Now at this point I have to stop you because I find this very cool even though it's completely trivial information. We've just created a sort of triangle, only it's a triangle with one side of length ci, where c is a constant and i is the infamous imaginary number, the square root of -1. Our second side is of length c2, a second constant. our third side is of length NaN, or not a number, null, etc. We've effectively just linked together the real, the imaginary, and the nonexistent, and proven that the three are distinctly different. Sweet! I shall hereby dub thee the 'Awesome Triangle!" I'm sure plenty of math professors out there will consider you a waste of time but that, in my opinion, is the best way to use time. Back to the shortest path we go...

From here on we proceed much in the same way as we would with Geometric Collapse, with a nearest-neighbor-to-the-path procession through our stars, which will eventually form a large snake through space, and once all the stars are covered, we simply connect the tail to the head and form our Ouroboros. (Score another point for video game vocabulary!)

But what if those stars are actually moving?
Surely space is not so boring. Well, whatever. In the case of stars it's very easy to calculate what their path will be over the estimated time of your star trek, so we just use that as a guideline. We can give each star a curved vector to describe its path through space, and that gives us a timeline for each star. That means that the first star along the path will be connected to the "earliest" part of its vector, and the last star will be connected to the "latest" part of its vector. Something we might want to keep in mind is what might happen if a star decides "screw this I'm going bowling" and goes nova as we're along that path, all of the stars are going to have their vectors dramatically changed, but we can just roll with it. After all, we're able to calculate this path out so fast that we can do it while we're on the way to the first star. Let's just hope our shields can handle it, Captain.

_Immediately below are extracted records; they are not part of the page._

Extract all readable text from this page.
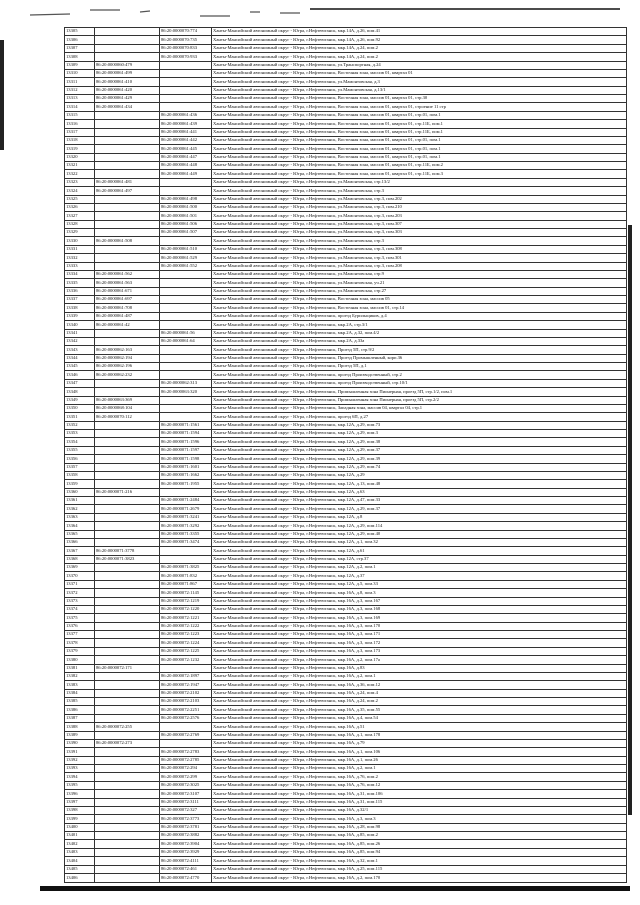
13305		86:20:0000070:774	Ханты-Мансийский автономный округ - Югра, г.Нефтеюганск, мкр.14А, д.26, пом.41
13306		86:20:0000070:735	Ханты-Мансийский автономный округ - Югра, г.Нефтеюганск, мкр.14А, д.26, пом.92
13307		86:20:0000070:833	Ханты-Мансийский автономный округ - Югра, г.Нефтеюганск, мкр.14А, д.24, пом.2
13308		86:20:0000070:933	Ханты-Мансийский автономный округ - Югра, г.Нефтеюганск, мкр.14А, д.24, пом.2
13309	86:20:0000060:479		Ханты-Мансийский автономный округ - Югра, г.Нефтеюганск, ул.Транспортная, д.24
13310	86:20:0000061:499		Ханты-Мансийский автономный округ - Югра, г.Нефтеюганск, Восточная зона, массив 01, квартал 01
13311	86:20:0000061:410		Ханты-Мансийский автономный округ - Югра, г.Нефтеюганск, ул.Мамонтовская, д.3
13312	86:20:0000061:420		Ханты-Мансийский автономный округ - Югра, г.Нефтеюганск, ул.Мамонтовская, д.13/1
13313	86:20:0000061:429		Ханты-Мансийский автономный округ - Югра, г.Нефтеюганск, Восточная зона, массив 01, квартал 01, стр.30
13314	86:20:0000061:434		Ханты-Мансийский автономный округ - Югра, г.Нефтеюганск, Восточная зона, массив 01, квартал 01, строение 11 стр
13315		86:20:0000061:436	Ханты-Мансийский автономный округ - Югра, г.Нефтеюганск, Восточная зона, массив 01, квартал 01, стр.01, пом.1
13316		86:20:0000061:439	Ханты-Мансийский автономный округ - Югра, г.Нефтеюганск, Восточная зона, массив 01, квартал 01, стр.11Б, пом.1
13317		86:20:0000061:441	Ханты-Мансийский автономный округ - Югра, г.Нефтеюганск, Восточная зона, массив 01, квартал 01, стр.11Б, пом.1
13318		86:20:0000061:442	Ханты-Мансийский автономный округ - Югра, г.Нефтеюганск, Восточная зона, массив 01, квартал 01, стр.01, пом.1
13319		86:20:0000061:445	Ханты-Мансийский автономный округ - Югра, г.Нефтеюганск, Восточная зона, массив 01, квартал 01, стр.01, пом.1
13320		86:20:0000061:447	Ханты-Мансийский автономный округ - Югра, г.Нефтеюганск, Восточная зона, массив 01, квартал 01, стр.01, пом.1
13321		86:20:0000061:448	Ханты-Мансийский автономный округ - Югра, г.Нефтеюганск, Восточная зона, массив 01, квартал 01, стр.11Б, пом.2
13322		86:20:0000061:449	Ханты-Мансийский автономный округ - Югра, г.Нефтеюганск, Восточная зона, массив 01, квартал 01, стр.11Б, пом.3
13323	86:20:0000061:481		Ханты-Мансийский автономный округ - Югра, г.Нефтеюганск, ул.Мамонтовская, стр.13/2
13324	86:20:0000061:497		Ханты-Мансийский автономный округ - Югра, г.Нефтеюганск, ул.Мамонтовская, стр.3
13325		86:20:0000061:498	Ханты-Мансийский автономный округ - Югра, г.Нефтеюганск, ул.Мамонтовская, стр.3, пом.202
13326		86:20:0000061:500	Ханты-Мансийский автономный округ - Югра, г.Нефтеюганск, ул.Мамонтовская, стр.3, пом.210
13327		86:20:0000061:501	Ханты-Мансийский автономный округ - Югра, г.Нефтеюганск, ул.Мамонтовская, стр.3, пом.203
13328		86:20:0000061:506	Ханты-Мансийский автономный округ - Югра, г.Нефтеюганск, ул.Мамонтовская, стр.3, пом.307
13329		86:20:0000061:507	Ханты-Мансийский автономный округ - Югра, г.Нефтеюганск, ул.Мамонтовская, стр.3, пом.303
13330	86:20:0000061:508		Ханты-Мансийский автономный округ - Югра, г.Нефтеюганск, ул.Мамонтовская, стр.3
13331		86:20:0000061:510	Ханты-Мансийский автономный округ - Югра, г.Нефтеюганск, ул.Мамонтовская, стр.3, пом.308
13332		86:20:0000061:529	Ханты-Мансийский автономный округ - Югра, г.Нефтеюганск, ул.Мамонтовская, стр.3, пом.301
13333		86:20:0000061:552	Ханты-Мансийский автономный округ - Югра, г.Нефтеюганск, ул.Мамонтовская, стр.3, пом.208
13334	86:20:0000061:562		Ханты-Мансийский автономный округ - Югра, г.Нефтеюганск, ул.Мамонтовская, стр.9
13335	86:20:0000061:563		Ханты-Мансийский автономный округ - Югра, г.Нефтеюганск, ул.Мамонтовская, уч.21
13336	86:20:0000061:671		Ханты-Мансийский автономный округ - Югра, г.Нефтеюганск, ул.Мамонтовская, стр.27
13337	86:20:0000061:697		Ханты-Мансийский автономный округ - Югра, г.Нефтеюганск, Восточная зона, массив 05
13338	86:20:0000061:708		Ханты-Мансийский автономный округ - Югра, г.Нефтеюганск, Восточная зона, массив 01, стр.14
13339	86:20:0000061:487		Ханты-Мансийский автономный округ - Югра, г.Нефтеюганск, проезд Бурильщиков, д.4
13340	86:20:0000061:42		Ханты-Мансийский автономный округ - Югра, г.Нефтеюганск, мкр.2А, стр.3/1
13341		86:20:0000061:56	Ханты-Мансийский автономный округ - Югра, г.Нефтеюганск, мкр.2А, д.32, пом.4/2
13342		86:20:0000061:64	Ханты-Мансийский автономный округ - Югра, г.Нефтеюганск, мкр.2А, д.33а
13343	86:20:0000062:163		Ханты-Мансийский автономный округ - Югра, г.Нефтеюганск, Проезд 5П, стр.9/2
13344	86:20:0000062:194		Ханты-Мансийский автономный округ - Югра, г.Нефтеюганск, Проезд Промышленный, корп.36
13345	86:20:0000062:196		Ханты-Мансийский автономный округ - Югра, г.Нефтеюганск, Проезд 5П, д.1
13346	86:20:0000062:232		Ханты-Мансийский автономный округ - Югра, г.Нефтеюганск, проезд Производственный, стр.2
13347		86:20:0000062:313	Ханты-Мансийский автономный округ - Югра, г.Нефтеюганск, проезд Производственный, стр.10/1
13348		86:20:0000063:320	Ханты-Мансийский автономный округ - Югра, г.Нефтеюганск, Промышленная зона Пионерная, проезд 5П, стр.1/2, пом.1
13349	86:20:0000063:369		Ханты-Мансийский автономный округ - Югра, г.Нефтеюганск, Промышленная зона Пионерная, проезд 5П, стр.2/2
13350	86:20:0000068:104		Ханты-Мансийский автономный округ - Югра, г.Нефтеюганск, Западная зона, массив 04, квартал 04, стр.1
13351	86:20:0000070:112		Ханты-Мансийский автономный округ - Югра, г.Нефтеюганск, проезд 6П, д.27
13352		86:20:0000071:1561	Ханты-Мансийский автономный округ - Югра, г.Нефтеюганск, мкр.12А, д.29, пом.73
13353		86:20:0000071:1594	Ханты-Мансийский автономный округ - Югра, г.Нефтеюганск, мкр.12А, д.29, пом.3
13354		86:20:0000071:1596	Ханты-Мансийский автономный округ - Югра, г.Нефтеюганск, мкр.12А, д.29, пом.38
13355		86:20:0000071:1597	Ханты-Мансийский автономный округ - Югра, г.Нефтеюганск, мкр.12А, д.29, пом.37
13356		86:20:0000071:1598	Ханты-Мансийский автономный округ - Югра, г.Нефтеюганск, мкр.12А, д.29, пом.39
13357		86:20:0000071:1601	Ханты-Мансийский автономный округ - Югра, г.Нефтеюганск, мкр.12А, д.29, пом.74
13358		86:20:0000071:1662	Ханты-Мансийский автономный округ - Югра, г.Нефтеюганск, мкр.12А, д.29
13359		86:20:0000071:1955	Ханты-Мансийский автономный округ - Югра, г.Нефтеюганск, мкр.12А, д.13, пом.48
13360	86:20:0000071:216		Ханты-Мансийский автономный округ - Югра, г.Нефтеюганск, мкр.12А, д.63
13361		86:20:0000071:2484	Ханты-Мансийский автономный округ - Югра, г.Нефтеюганск, мкр.12А, д.47, пом.33
13362		86:20:0000071:2679	Ханты-Мансийский автономный округ - Югра, г.Нефтеюганск, мкр.12А, д.29, пом.37
13363		86:20:0000071:3241	Ханты-Мансийский автономный округ - Югра, г.Нефтеюганск, мкр.12А, д.8
13364		86:20:0000071:3292	Ханты-Мансийский автономный округ - Югра, г.Нефтеюганск, мкр.12А, д.29, пом.114
13365		86:20:0000071:3355	Ханты-Мансийский автономный округ - Югра, г.Нефтеюганск, мкр.12А, д.29, пом.40
13366		86:20:0000071:3474	Ханты-Мансийский автономный округ - Югра, г.Нефтеюганск, мкр.12А, д.1, пом.32
13367	86:20:0000071:3778		Ханты-Мансийский автономный округ - Югра, г.Нефтеюганск, мкр.12А, д.61
13368	86:20:0000071:3823		Ханты-Мансийский автономный округ - Югра, г.Нефтеюганск, мкр.12А, стр.37
13369		86:20:0000071:3825	Ханты-Мансийский автономный округ - Югра, г.Нефтеюганск, мкр.12А, д.2, пом.1
13370		86:20:0000071:832	Ханты-Мансийский автономный округ - Югра, г.Нефтеюганск, мкр.12А, д.37
13371		86:20:0000071:867	Ханты-Мансийский автономный округ - Югра, г.Нефтеюганск, мкр.12А, д.5, пом.33
13372		86:20:0000072:1145	Ханты-Мансийский автономный округ - Югра, г.Нефтеюганск, мкр.16А, д.8, пом.3
13373		86:20:0000072:1219	Ханты-Мансийский автономный округ - Югра, г.Нефтеюганск, мкр.16А, д.3, пом.167
13374		86:20:0000072:1220	Ханты-Мансийский автономный округ - Югра, г.Нефтеюганск, мкр.16А, д.3, пом.168
13375		86:20:0000072:1221	Ханты-Мансийский автономный округ - Югра, г.Нефтеюганск, мкр.16А, д.3, пом.169
13376		86:20:0000072:1222	Ханты-Мансийский автономный округ - Югра, г.Нефтеюганск, мкр.16А, д.3, пом.170
13377		86:20:0000072:1223	Ханты-Мансийский автономный округ - Югра, г.Нефтеюганск, мкр.16А, д.3, пом.171
13378		86:20:0000072:1224	Ханты-Мансийский автономный округ - Югра, г.Нефтеюганск, мкр.16А, д.3, пом.172
13379		86:20:0000072:1225	Ханты-Мансийский автономный округ - Югра, г.Нефтеюганск, мкр.16А, д.3, пом.173
13380		86:20:0000072:1232	Ханты-Мансийский автономный округ - Югра, г.Нефтеюганск, мкр.16А, д.2, пом.17а
13381	86:20:0000072:171		Ханты-Мансийский автономный округ - Югра, г.Нефтеюганск, мкр.16А, д.83
13382		86:20:0000072:1897	Ханты-Мансийский автономный округ - Югра, г.Нефтеюганск, мкр.16А, д.2, пом.1
13383		86:20:0000072:1947	Ханты-Мансийский автономный округ - Югра, г.Нефтеюганск, мкр.16А, д.36, пом.12
13384		86:20:0000072:2102	Ханты-Мансийский автономный округ - Югра, г.Нефтеюганск, мкр.16А, д.24, пом.4
13385		86:20:0000072:2103	Ханты-Мансийский автономный округ - Югра, г.Нефтеюганск, мкр.16А, д.24, пом.2
13386		86:20:0000072:2251	Ханты-Мансийский автономный округ - Югра, г.Нефтеюганск, мкр.16А, д.35, пом.55
13387		86:20:0000072:2576	Ханты-Мансийский автономный округ - Югра, г.Нефтеюганск, мкр.16А, д.4, пом.54
13388	86:20:0000072:255		Ханты-Мансийский автономный округ - Югра, г.Нефтеюганск, мкр.16А, д.51
13389		86:20:0000072:2769	Ханты-Мансийский автономный округ - Югра, г.Нефтеюганск, мкр.16А, д.1, пом.178
13390	86:20:0000072:273		Ханты-Мансийский автономный округ - Югра, г.Нефтеюганск, мкр.16А, д.79
13391		86:20:0000072:2783	Ханты-Мансийский автономный округ - Югра, г.Нефтеюганск, мкр.16А, д.1, пом.106
13392		86:20:0000072:2785	Ханты-Мансийский автономный округ - Югра, г.Нефтеюганск, мкр.16А, д.1, пом.26
13393		86:20:0000072:294	Ханты-Мансийский автономный округ - Югра, г.Нефтеюганск, мкр.16А, д.2, пом.1
13394		86:20:0000072:299	Ханты-Мансийский автономный округ - Югра, г.Нефтеюганск, мкр.16А, д.76, пом.2
13395		86:20:0000072:3025	Ханты-Мансийский автономный округ - Югра, г.Нефтеюганск, мкр.16А, д.76, пом.12
13396		86:20:0000072:3107	Ханты-Мансийский автономный округ - Югра, г.Нефтеюганск, мкр.16А, д.31, пом.106
13397		86:20:0000072:3111	Ханты-Мансийский автономный округ - Югра, г.Нефтеюганск, мкр.16А, д.31, пом.115
13398		86:20:0000072:327	Ханты-Мансийский автономный округ - Югра, г.Нефтеюганск, мкр.16А, д.32/1
13399		86:20:0000072:3773	Ханты-Мансийский автономный округ - Югра, г.Нефтеюганск, мкр.16А, д.3, пом.3
13400		86:20:0000072:3781	Ханты-Мансийский автономный округ - Югра, г.Нефтеюганск, мкр.16А, д.28, пом.98
13401		86:20:0000072:3882	Ханты-Мансийский автономный округ - Югра, г.Нефтеюганск, мкр.16А, д.85, пом.2
13402		86:20:0000072:3904	Ханты-Мансийский автономный округ - Югра, г.Нефтеюганск, мкр.16А, д.85, пом.26
13403		86:20:0000072:3929	Ханты-Мансийский автономный округ - Югра, г.Нефтеюганск, мкр.16А, д.85, пом.94
13404		86:20:0000072:4111	Ханты-Мансийский автономный округ - Югра, г.Нефтеюганск, мкр.16А, д.32, пом.1
13405		86:20:0000072:461	Ханты-Мансийский автономный округ - Югра, г.Нефтеюганск, мкр.16А, д.25, пом.115
13406		86:20:0000072:4770	Ханты-Мансийский автономный округ - Югра, г.Нефтеюганск, мкр.16А, д.2, пом.170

As was the case before, I welcome any and all commentary on my methods, and encourage you to offer feedback. If you see anything wrong, take a torch to the house of cards and help build a better one! If this does turn out to stand up to scrutiny, that's a wonderful thing because it calls into question the idea that P is not equal to NP. If it fails your tests, that's just as important to know.

Best of luck to you all as you attempt to prove or disprove the theories, and have fun.